W następnych dniach specjalne lassi jest stale obecne w życiu Prana. Wypija je pod przymusem przynajmniej trzy razy dziennie. W rezultacie nigdy nie wie, co przydarza mu się naprawdę, a co jest urojeniem. Większość doznań jest tak przykra, że Pranowi wszystko jedno, jak ich doświadcza.
Po pierwszej takiej nocy budzi się, przygnębiony i obolały, w nowym miejscu: małym brudnym pokoiku, gdzie jedyne sprzęty to łóżko i emaliowany nocnik. Podłogę przykrywa warstwa kurzu. Przez niewielkie okno widać kawałek popękanego muru, odległego o jakieś piętnaście stóp. Z braku innych obiektów Pran skupia całą uwagę na prostokącie owego muru i ukośnej rysie biegnącej od górnego prawego rogu ku lewej stronie podstawy. Godziny wpatrywania się w mur po kolejnych dawkach lassi przynoszą karuzelę obrazów. Rysa w murze przybiera kształt koryta rzeki, plastra miodu, szczeliny, z której wypełzają małe szkieleciki, plątaniny ochraniaczy i kijów do krykieta, wirującego portretu króla o blado-sinej twarzy i szafranowych włosach, mrowiska, bazaru, wreszcie tlą dla niezliczonych dramatów miłości, straty, wojny domowej i podboju.
Od czasu do czasu rojenia Prana przerywa czyjeś wejście. Najczęściej przychodzi Balraj. jego wizyty zawsze wyglądają tak samo. Pobrzękując kluczami, zapaśnik otwiera drzwi, ładuje się do środka, obrzuca Prana nieprzychylnym spojrzeniem załzawionych i zaczerwienionych oczu, odwraca się, wychodzi i dokładnie zamyka drzwi. Czasem przynosi jedzenie albo kolejną czarkę lassi. Czasem przywiązuje Prana do łóżka i smaga skórzanym pasem, kaszląc przy tym i sapiąc. Bicie traktuje jak obowiązek i przyjemność. Robi to metodycznie i bez pośpiechu, z miną bogacza pałaszującego talerz pyszności. Nie zważając na wrzaski Prana, rytmicznie wymierza mocne ciosy, aż jego oddech przechodzi w krótki urywany świst. Wtedy przestaje, spluwa na podłogę i wychodzi.
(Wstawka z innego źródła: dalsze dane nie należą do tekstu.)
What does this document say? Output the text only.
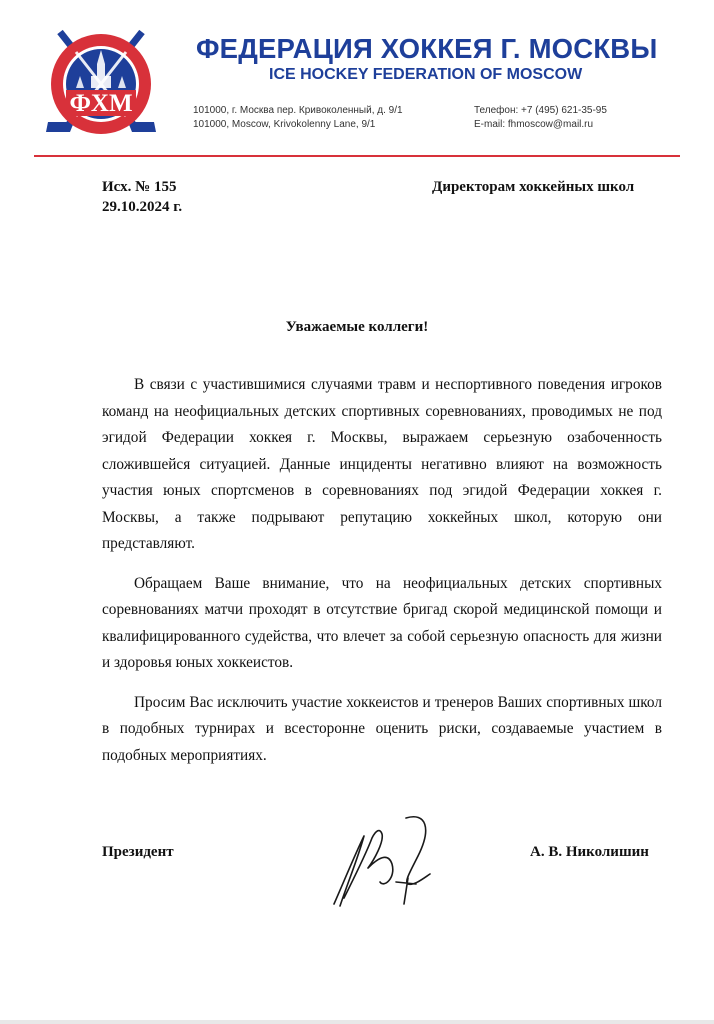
ФХМ
ФЕДЕРАЦИЯ ХОККЕЯ Г. МОСКВЫ
ICE HOCKEY FEDERATION OF MOSCOW
101000, г. Москва пер. Кривоколенный, д. 9/1
101000, Moscow, Krivokolenny Lane, 9/1
Телефон: +7 (495) 621-35-95
E-mail: fhmoscow@mail.ru
Исх. № 155
29.10.2024 г.
Директорам хоккейных школ
Уважаемые коллеги!

В связи с участившимися случаями травм и неспортивного поведения игроков команд на неофициальных детских спортивных соревнованиях, проводимых не под эгидой Федерации хоккея г. Москвы, выражаем серьезную озабоченность сложившейся ситуацией. Данные инциденты негативно влияют на возможность участия юных спортсменов в соревнованиях под эгидой Федерации хоккея г. Москвы, а также подрывают репутацию хоккейных школ, которую они представляют.

Обращаем Ваше внимание, что на неофициальных детских спортивных соревнованиях матчи проходят в отсутствие бригад скорой медицинской помощи и квалифицированного судейства, что влечет за собой серьезную опасность для жизни и здоровья юных хоккеистов.

Просим Вас исключить участие хоккеистов и тренеров Ваших спортивных школ в подобных турнирах и всесторонне оценить риски, создаваемые участием в подобных мероприятиях.

Президент	А. В. Николишин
Nawiedzają Prana inni ludzie, mniej lub bardziej realni. Przychodzi żebrak, by się z niego naigrawać. Pandit Razdan, by kręcić głową z dezaprobatą i ganić go za nieczyste zwyczaje, za złe towarzystwo, w jakim przebywa. Przychodzi też matka z twarzą przesłoniętą rąbkiem sari, obwieszona ciężką srebrną biżuterią, pobrzękującą rytmicznie przy każdym ruchu. Jej migotliwa jak płomień świecy postać stoi bez słowa, gdy Pran zarzuca ją gniewnymi pytaniami. Zjawiają się inne postacie z szeroko rozdziawionymi ustami, cuchnącym oddechem, z zakrzywionymi nożami w rękach. Pochylają się nad Pranem i zaczynają obdzierać go ze skóry. Najpierw nacinają ciało pod pachami, wokół nadgarstków i kostek, po czym ściągają skórę z pleców jak ciasną kurtę. Kiedy Pran wyje z bólu, oprawcy podnoszą zdarty kawał skóry ku światłu, które przenika przez nią, rzucając niewyraźną krwawą poświatę. Czasem kaci pojawiają się razem z jego rodzicami, czasem tylko w ich ubraniach: zwaliści mężczyźni skrępowani fałdami ślubnych sari ze złotym szlakiem na dole albo wciśnięci w zapięte pod samą szyję eleganckie aczkany ze stójkami, z których różowe twarze wyrastają niczym miękkie owoce. Dziewczęta z dziedzińca odwiedzają go we trzy, czasem cztery. Krążą wokół jego łóżka i zapraszają do zabawy. Tylko te wizyty sprawiają mu przyjemność, choć zawsze kończą się rozczarowaniem. Dziewczęta znikają natychmiast po złożeniu obietnicy, że otworzą drzwi i go wypuszczą.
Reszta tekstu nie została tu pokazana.